The first chapter of Newt Gingrich's counter-factual novel about Pearl Harbor, Days of Infamy, is set in the White House when President Franklin D. Roosevelt gets news of the Japanese attack. We enter FDR's thoughts: “...when everyone else thought that polio had crippled him and ended his political life... if he had given in he would not be in the White House looking at General Marshall and dictating his most important speech to Congress.” Three pages later, to General Marshall: ”'I want to hit back and hit them hard,' he replied sharply... and slapped the sides of his wheelchair.”
A novelist may put words in a character's mouth, thoughts in his head, and everyone knew FDR used a wheelchair. They also knew that he was never seen in it, and in those pre-paparazzi days, never photographed in it either.
The physicality of U.S. Presidents has never been a big issue, that General Grant had very short legs, that William Howard Taft weighed 300 pounds.
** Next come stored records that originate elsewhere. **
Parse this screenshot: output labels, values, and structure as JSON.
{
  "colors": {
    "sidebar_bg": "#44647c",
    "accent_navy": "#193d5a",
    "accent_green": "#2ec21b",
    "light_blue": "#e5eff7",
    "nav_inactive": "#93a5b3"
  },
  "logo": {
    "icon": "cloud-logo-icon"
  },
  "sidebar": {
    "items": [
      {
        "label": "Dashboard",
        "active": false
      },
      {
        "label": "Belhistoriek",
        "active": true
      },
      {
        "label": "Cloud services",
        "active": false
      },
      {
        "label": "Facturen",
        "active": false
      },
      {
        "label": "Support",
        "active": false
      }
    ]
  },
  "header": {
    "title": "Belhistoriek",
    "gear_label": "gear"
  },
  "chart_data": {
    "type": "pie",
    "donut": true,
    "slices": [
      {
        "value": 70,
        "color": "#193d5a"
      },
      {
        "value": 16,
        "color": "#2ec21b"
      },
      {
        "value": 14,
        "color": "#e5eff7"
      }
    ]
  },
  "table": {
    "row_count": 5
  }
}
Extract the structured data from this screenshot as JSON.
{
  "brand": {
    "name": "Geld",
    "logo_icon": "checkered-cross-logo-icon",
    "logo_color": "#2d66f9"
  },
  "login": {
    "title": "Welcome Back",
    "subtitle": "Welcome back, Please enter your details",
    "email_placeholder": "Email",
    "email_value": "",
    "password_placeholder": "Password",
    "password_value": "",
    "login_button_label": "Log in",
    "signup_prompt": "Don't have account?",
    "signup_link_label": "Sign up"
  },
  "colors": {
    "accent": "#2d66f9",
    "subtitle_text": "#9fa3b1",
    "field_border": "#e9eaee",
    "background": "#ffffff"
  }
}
FDR's affliction was common knowledge to all of us who looked to him for leadership before and during WW II, yet its mention by Gingrich seemed gratuitous. Perhaps, in the heat of the moment, speaking to General Marshall he could have slapped the sides of his wheelchair, but it would have been his hated wheelchair. As Newt Gingrich (the novelist) has it, it's there only to remind us that FDR was a cripple.
I couldn't help but think of that when I saw a TV clip of Gingrich toiling down the portable stairs from a jetliner following his disappointing fourth place finish in Iowa.
The past 12 years have been marked by physically vigorous presidents. George W, may have needed an intellectual wheelchair, but was a picture of vigor striding across the White House lawn. Barack Obama floats down airplane steps lightly and strides across tarmacs and lawns with the confident grace of a man fit and trim in youthful middle age.
Newt Gingrich, like Governor Chris Christie, has a weight problem, but far less energy. Watching him labor down the airplane steps, hanging on to the side rails, feet turned out in a duck waddle, made me suddenly sorry for him, an elderly irritable physically unfit man who dreams of becoming president of the United States.